# Urgent homes needed for 2 elderley Birmans



## messyhearts (Feb 6, 2009)

Rosie and George are two devoted Birmans who urgently need a foster home. Sadly there elderly owner has been taken into care, suffering from dementia and they have been left alone.

Rosie is Lilac female, and though she has no health issues, she is blind. Her brother, George, is a chocolate point, again with no health issues, but is deaf, and so shouts quite loud, bless him!

They are totally dependant on each other. Birman Rescue are looking for someone who is willing to care for them for their remaining years. We will of course meet any veterinary bills.

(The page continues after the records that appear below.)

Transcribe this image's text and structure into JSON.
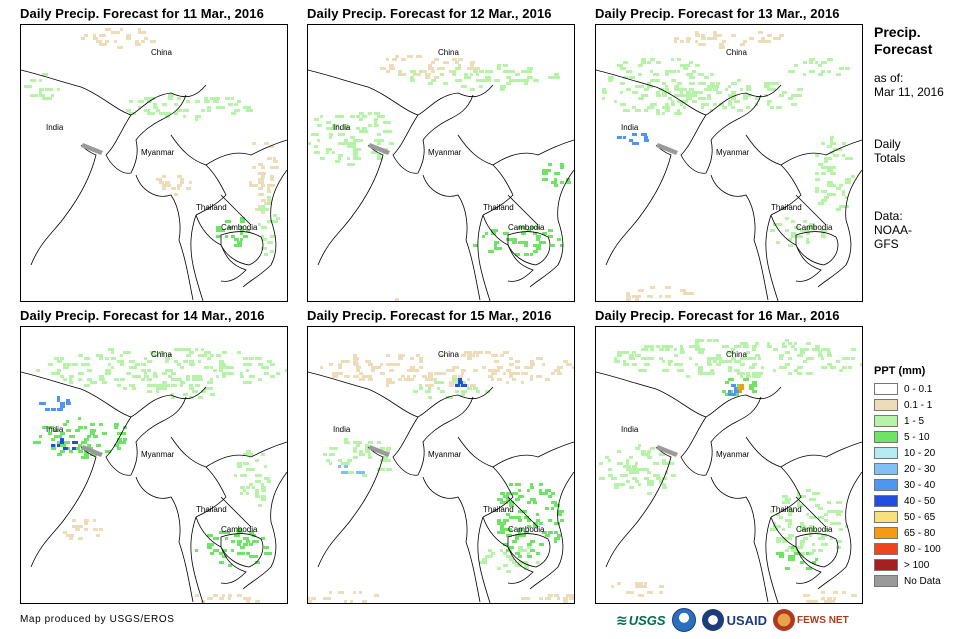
{
  "panels": [
    {
      "title": "Daily Precip. Forecast for 11 Mar., 2016"
    },
    {
      "title": "Daily Precip. Forecast for 12 Mar., 2016"
    },
    {
      "title": "Daily Precip. Forecast for 13 Mar., 2016"
    },
    {
      "title": "Daily Precip. Forecast for 14 Mar., 2016"
    },
    {
      "title": "Daily Precip. Forecast for 15 Mar., 2016"
    },
    {
      "title": "Daily Precip. Forecast for 16 Mar., 2016"
    }
  ],
  "map_labels": {
    "china": "China",
    "india": "India",
    "myanmar": "Myanmar",
    "thailand": "Thailand",
    "cambodia": "Cambodia"
  },
  "sidebar": {
    "title_line1": "Precip.",
    "title_line2": "Forecast",
    "asof_line1": "as of:",
    "asof_line2": "Mar 11, 2016",
    "totals_line1": "Daily",
    "totals_line2": "Totals",
    "data_line1": "Data:",
    "data_line2": "NOAA-",
    "data_line3": "GFS"
  },
  "legend": {
    "title": "PPT (mm)",
    "items": [
      {
        "label": "0 - 0.1",
        "color": "#ffffff"
      },
      {
        "label": "0.1 - 1",
        "color": "#ecdcb9"
      },
      {
        "label": "1 - 5",
        "color": "#b6f2a7"
      },
      {
        "label": "5 - 10",
        "color": "#6ee466"
      },
      {
        "label": "10 - 20",
        "color": "#b4ecf6"
      },
      {
        "label": "20 - 30",
        "color": "#80c0f6"
      },
      {
        "label": "30 - 40",
        "color": "#4e96f0"
      },
      {
        "label": "40 - 50",
        "color": "#1f4ee0"
      },
      {
        "label": "50 - 65",
        "color": "#f8e17a"
      },
      {
        "label": "65 - 80",
        "color": "#f59a12"
      },
      {
        "label": "80 - 100",
        "color": "#f0441c"
      },
      {
        "label": "> 100",
        "color": "#a81f1f"
      },
      {
        "label": "No Data",
        "color": "#9a9a9a"
      }
    ]
  },
  "credit": "Map produced by USGS/EROS",
  "logos": {
    "usgs": "USGS",
    "usaid": "USAID",
    "fews": "FEWS NET"
  }
}
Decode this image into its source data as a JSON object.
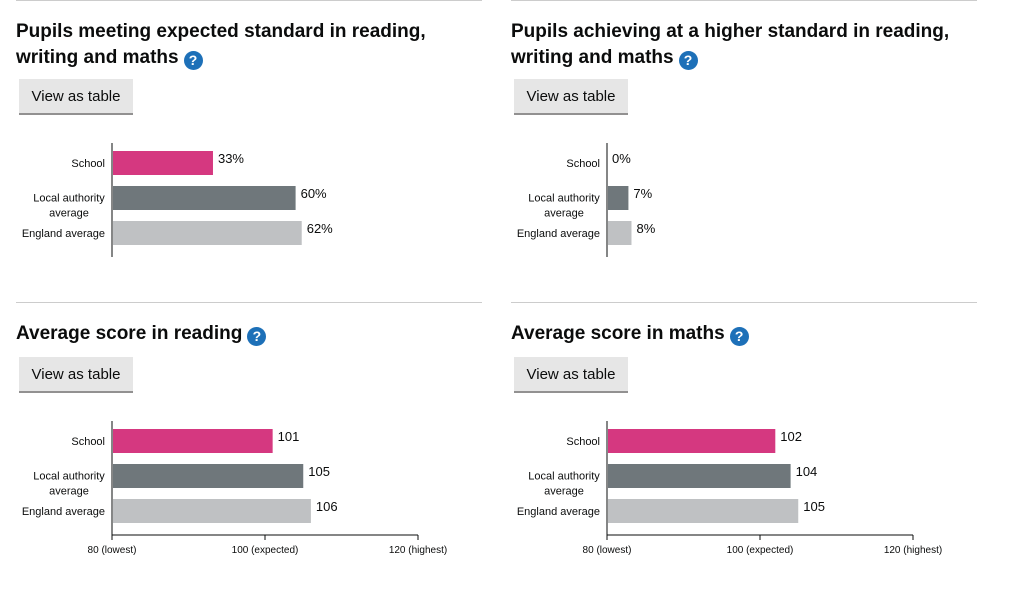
{
  "help_glyph": "?",
  "button_label": "View as table",
  "colors": {
    "school": "#d53880",
    "local_authority": "#6f777b",
    "england": "#bfc1c3",
    "help": "#1d70b8"
  },
  "panels": [
    {
      "title": "Pupils meeting expected standard in reading, writing and maths"
    },
    {
      "title": "Pupils achieving at a higher standard in reading, writing and maths"
    },
    {
      "title": "Average score in reading"
    },
    {
      "title": "Average score in maths"
    }
  ],
  "chart_data": [
    {
      "type": "bar",
      "orientation": "horizontal",
      "categories": [
        [
          "School"
        ],
        [
          "Local authority",
          "average"
        ],
        [
          "England average"
        ]
      ],
      "values": [
        33,
        60,
        62
      ],
      "value_labels": [
        "33%",
        "60%",
        "62%"
      ],
      "xlim": [
        0,
        100
      ],
      "ticks": []
    },
    {
      "type": "bar",
      "orientation": "horizontal",
      "categories": [
        [
          "School"
        ],
        [
          "Local authority",
          "average"
        ],
        [
          "England average"
        ]
      ],
      "values": [
        0,
        7,
        8
      ],
      "value_labels": [
        "0%",
        "7%",
        "8%"
      ],
      "xlim": [
        0,
        100
      ],
      "ticks": []
    },
    {
      "type": "bar",
      "orientation": "horizontal",
      "categories": [
        [
          "School"
        ],
        [
          "Local authority",
          "average"
        ],
        [
          "England average"
        ]
      ],
      "values": [
        101,
        105,
        106
      ],
      "value_labels": [
        "101",
        "105",
        "106"
      ],
      "xlim": [
        80,
        120
      ],
      "ticks": [
        {
          "value": 80,
          "label": "80 (lowest)"
        },
        {
          "value": 100,
          "label": "100 (expected)"
        },
        {
          "value": 120,
          "label": "120 (highest)"
        }
      ]
    },
    {
      "type": "bar",
      "orientation": "horizontal",
      "categories": [
        [
          "School"
        ],
        [
          "Local authority",
          "average"
        ],
        [
          "England average"
        ]
      ],
      "values": [
        102,
        104,
        105
      ],
      "value_labels": [
        "102",
        "104",
        "105"
      ],
      "xlim": [
        80,
        120
      ],
      "ticks": [
        {
          "value": 80,
          "label": "80 (lowest)"
        },
        {
          "value": 100,
          "label": "100 (expected)"
        },
        {
          "value": 120,
          "label": "120 (highest)"
        }
      ]
    }
  ]
}
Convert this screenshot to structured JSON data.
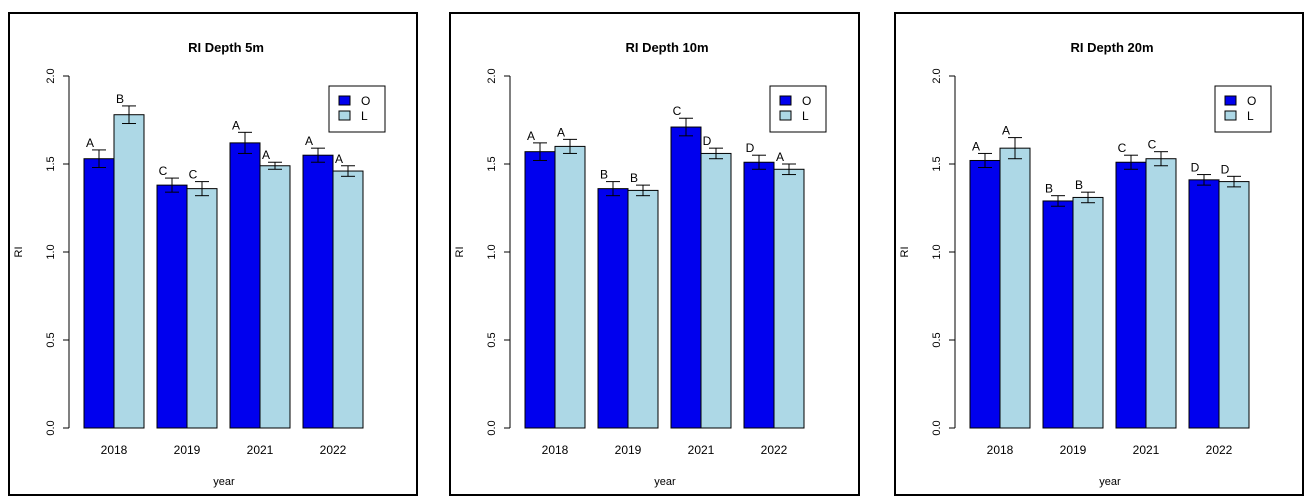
{
  "chart_data": [
    {
      "type": "bar",
      "title": "RI Depth 5m",
      "xlabel": "year",
      "ylabel": "RI",
      "ylim": [
        0,
        2
      ],
      "yticks": [
        "0.0",
        "0.5",
        "1.0",
        "1.5",
        "2.0"
      ],
      "categories": [
        "2018",
        "2019",
        "2021",
        "2022"
      ],
      "series": [
        {
          "name": "O",
          "color": "#0000ee",
          "values": [
            1.53,
            1.38,
            1.62,
            1.55
          ],
          "errors": [
            0.05,
            0.04,
            0.06,
            0.04
          ],
          "letters": [
            "A",
            "C",
            "A",
            "A"
          ]
        },
        {
          "name": "L",
          "color": "#add8e6",
          "values": [
            1.78,
            1.36,
            1.49,
            1.46
          ],
          "errors": [
            0.05,
            0.04,
            0.02,
            0.03
          ],
          "letters": [
            "B",
            "C",
            "A",
            "A"
          ]
        }
      ],
      "legend": "top-right"
    },
    {
      "type": "bar",
      "title": "RI Depth 10m",
      "xlabel": "year",
      "ylabel": "RI",
      "ylim": [
        0,
        2
      ],
      "yticks": [
        "0.0",
        "0.5",
        "1.0",
        "1.5",
        "2.0"
      ],
      "categories": [
        "2018",
        "2019",
        "2021",
        "2022"
      ],
      "series": [
        {
          "name": "O",
          "color": "#0000ee",
          "values": [
            1.57,
            1.36,
            1.71,
            1.51
          ],
          "errors": [
            0.05,
            0.04,
            0.05,
            0.04
          ],
          "letters": [
            "A",
            "B",
            "C",
            "D"
          ]
        },
        {
          "name": "L",
          "color": "#add8e6",
          "values": [
            1.6,
            1.35,
            1.56,
            1.47
          ],
          "errors": [
            0.04,
            0.03,
            0.03,
            0.03
          ],
          "letters": [
            "A",
            "B",
            "D",
            "A"
          ]
        }
      ],
      "legend": "top-right"
    },
    {
      "type": "bar",
      "title": "RI Depth 20m",
      "xlabel": "year",
      "ylabel": "RI",
      "ylim": [
        0,
        2
      ],
      "yticks": [
        "0.0",
        "0.5",
        "1.0",
        "1.5",
        "2.0"
      ],
      "categories": [
        "2018",
        "2019",
        "2021",
        "2022"
      ],
      "series": [
        {
          "name": "O",
          "color": "#0000ee",
          "values": [
            1.52,
            1.29,
            1.51,
            1.41
          ],
          "errors": [
            0.04,
            0.03,
            0.04,
            0.03
          ],
          "letters": [
            "A",
            "B",
            "C",
            "D"
          ]
        },
        {
          "name": "L",
          "color": "#add8e6",
          "values": [
            1.59,
            1.31,
            1.53,
            1.4
          ],
          "errors": [
            0.06,
            0.03,
            0.04,
            0.03
          ],
          "letters": [
            "A",
            "B",
            "C",
            "D"
          ]
        }
      ],
      "legend": "top-right"
    }
  ]
}
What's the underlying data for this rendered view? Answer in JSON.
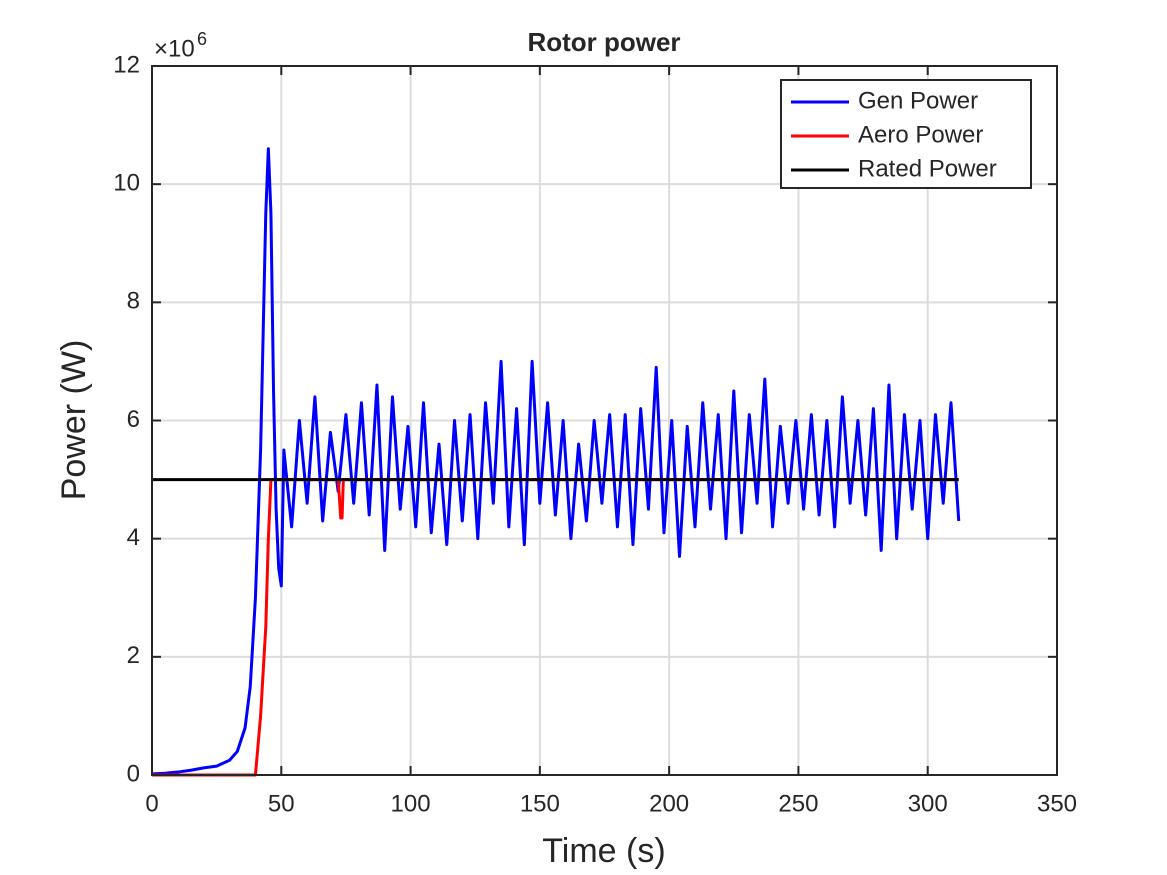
{
  "chart_data": {
    "type": "line",
    "title": "Rotor power",
    "xlabel": "Time (s)",
    "ylabel": "Power (W)",
    "y_multiplier": "×10",
    "y_multiplier_exponent": "6",
    "xlim": [
      0,
      350
    ],
    "xticks": [
      0,
      50,
      100,
      150,
      200,
      250,
      300,
      350
    ],
    "ylim": [
      0,
      12
    ],
    "yticks": [
      0,
      2,
      4,
      6,
      8,
      10,
      12
    ],
    "grid": true,
    "legend": "northeast",
    "series": [
      {
        "name": "Gen Power",
        "color": "#0000ff",
        "x": [
          0,
          5,
          10,
          15,
          20,
          25,
          30,
          33,
          36,
          38,
          40,
          42,
          43,
          44,
          45,
          46,
          47,
          48,
          49,
          50,
          51,
          54,
          57,
          60,
          63,
          66,
          69,
          72,
          75,
          78,
          81,
          84,
          87,
          90,
          93,
          96,
          99,
          102,
          105,
          108,
          111,
          114,
          117,
          120,
          123,
          126,
          129,
          132,
          135,
          138,
          141,
          144,
          147,
          150,
          153,
          156,
          159,
          162,
          165,
          168,
          171,
          174,
          177,
          180,
          183,
          186,
          189,
          192,
          195,
          198,
          201,
          204,
          207,
          210,
          213,
          216,
          219,
          222,
          225,
          228,
          231,
          234,
          237,
          240,
          243,
          246,
          249,
          252,
          255,
          258,
          261,
          264,
          267,
          270,
          273,
          276,
          279,
          282,
          285,
          288,
          291,
          294,
          297,
          300,
          303,
          306,
          309,
          312
        ],
        "values": [
          0.02,
          0.03,
          0.05,
          0.08,
          0.12,
          0.15,
          0.25,
          0.4,
          0.8,
          1.5,
          3,
          5.5,
          7.5,
          9.5,
          10.6,
          9.5,
          6.5,
          4.5,
          3.5,
          3.2,
          5.5,
          4.2,
          6.0,
          4.6,
          6.4,
          4.3,
          5.8,
          4.8,
          6.1,
          4.6,
          6.3,
          4.4,
          6.6,
          3.8,
          6.4,
          4.5,
          5.9,
          4.2,
          6.3,
          4.1,
          5.6,
          3.9,
          6.0,
          4.3,
          6.1,
          4.0,
          6.3,
          4.6,
          7.0,
          4.2,
          6.2,
          3.9,
          7.0,
          4.6,
          6.3,
          4.4,
          6.0,
          4.0,
          5.6,
          4.3,
          6.0,
          4.6,
          6.1,
          4.2,
          6.1,
          3.9,
          6.2,
          4.5,
          6.9,
          4.1,
          6.0,
          3.7,
          5.9,
          4.2,
          6.3,
          4.5,
          6.1,
          4.0,
          6.5,
          4.1,
          6.1,
          4.6,
          6.7,
          4.2,
          5.9,
          4.6,
          6.0,
          4.5,
          6.1,
          4.4,
          6.0,
          4.2,
          6.4,
          4.6,
          6.0,
          4.4,
          6.2,
          3.8,
          6.6,
          4.0,
          6.1,
          4.5,
          6.0,
          4.0,
          6.1,
          4.6,
          6.3,
          4.3
        ]
      },
      {
        "name": "Aero Power",
        "color": "#ff0000",
        "x": [
          0,
          40,
          42,
          44,
          45,
          46,
          72,
          73,
          73.5,
          74,
          312
        ],
        "values": [
          0,
          0,
          1,
          2.5,
          4,
          5,
          5,
          4.35,
          4.35,
          5,
          5
        ]
      },
      {
        "name": "Rated Power",
        "color": "#000000",
        "x": [
          0,
          312
        ],
        "values": [
          5,
          5
        ]
      }
    ]
  }
}
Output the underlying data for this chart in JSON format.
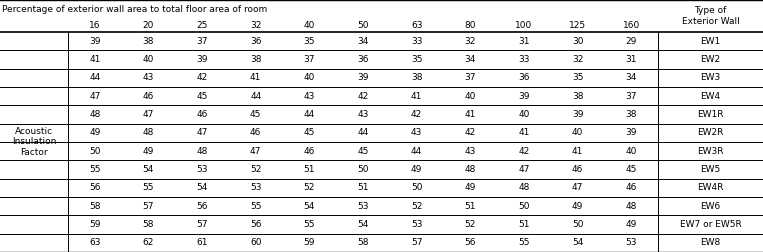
{
  "title_left": "Percentage of exterior wall area to total floor area of room",
  "title_right": "Type of\nExterior Wall",
  "col_headers": [
    "16",
    "20",
    "25",
    "32",
    "40",
    "50",
    "63",
    "80",
    "100",
    "125",
    "160"
  ],
  "row_label_group": "Acoustic\nInsulation\nFactor",
  "rows": [
    {
      "values": [
        39,
        38,
        37,
        36,
        35,
        34,
        33,
        32,
        31,
        30,
        29
      ],
      "label": "EW1"
    },
    {
      "values": [
        41,
        40,
        39,
        38,
        37,
        36,
        35,
        34,
        33,
        32,
        31
      ],
      "label": "EW2"
    },
    {
      "values": [
        44,
        43,
        42,
        41,
        40,
        39,
        38,
        37,
        36,
        35,
        34
      ],
      "label": "EW3"
    },
    {
      "values": [
        47,
        46,
        45,
        44,
        43,
        42,
        41,
        40,
        39,
        38,
        37
      ],
      "label": "EW4"
    },
    {
      "values": [
        48,
        47,
        46,
        45,
        44,
        43,
        42,
        41,
        40,
        39,
        38
      ],
      "label": "EW1R"
    },
    {
      "values": [
        49,
        48,
        47,
        46,
        45,
        44,
        43,
        42,
        41,
        40,
        39
      ],
      "label": "EW2R"
    },
    {
      "values": [
        50,
        49,
        48,
        47,
        46,
        45,
        44,
        43,
        42,
        41,
        40
      ],
      "label": "EW3R"
    },
    {
      "values": [
        55,
        54,
        53,
        52,
        51,
        50,
        49,
        48,
        47,
        46,
        45
      ],
      "label": "EW5"
    },
    {
      "values": [
        56,
        55,
        54,
        53,
        52,
        51,
        50,
        49,
        48,
        47,
        46
      ],
      "label": "EW4R"
    },
    {
      "values": [
        58,
        57,
        56,
        55,
        54,
        53,
        52,
        51,
        50,
        49,
        48
      ],
      "label": "EW6"
    },
    {
      "values": [
        59,
        58,
        57,
        56,
        55,
        54,
        53,
        52,
        51,
        50,
        49
      ],
      "label": "EW7 or EW5R"
    },
    {
      "values": [
        63,
        62,
        61,
        60,
        59,
        58,
        57,
        56,
        55,
        54,
        53
      ],
      "label": "EW8"
    }
  ],
  "bg_color": "#ffffff",
  "line_color": "#000000",
  "text_color": "#000000",
  "font_size": 6.5
}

That special someone must have no other pets or children and generally lead a peaceful lifestyle.

Have you the time and patience to care for this pair?

Please contact Angie 01785 251609 or email the rescue [email protected] if you can help.

Special homes needed for our Rescue Birmans


----------



## hobbs2004 (Mar 12, 2010)

Oh, gosh. I hope they find someone!


----------



## messyhearts (Feb 6, 2009)

I hope so too. They are 19 years old.


----------



## Gem16 (Aug 5, 2010)

Oh bless their quite old  keep us updated?


----------



## rcmadd (Feb 6, 2011)

cannot help unfortunatly..:sad:

got 5 cats and 4 dogs...


----------



## IndysMamma (Jan 15, 2009)

I have someone who may be interested but she can't promise... will let you know asap


----------



## messyhearts (Feb 6, 2009)

Brill. Direct her to Angie (details in OP). Hope they find a home quickly.


----------



## Gem16 (Aug 5, 2010)

Fingers crossed!


----------



## kelly-joy (Oct 14, 2008)

Good luck with them, I love birmans I have one naughty seal tabby of my own. feel free to put them on our site if you have no luck
Animal Lifeline UK: Helping Rescues with Homechecking, Fostering, Transport, Fundraising, Rehoming and more!


----------



## rcmadd (Feb 6, 2011)

kelly-joy said:


> Good luck with them, I love birmans I have one naughty seal tabby of my own.


i have a naughty lilac tabby boy...but only to judges..


----------



## messyhearts (Feb 6, 2009)

Possible home found.


----------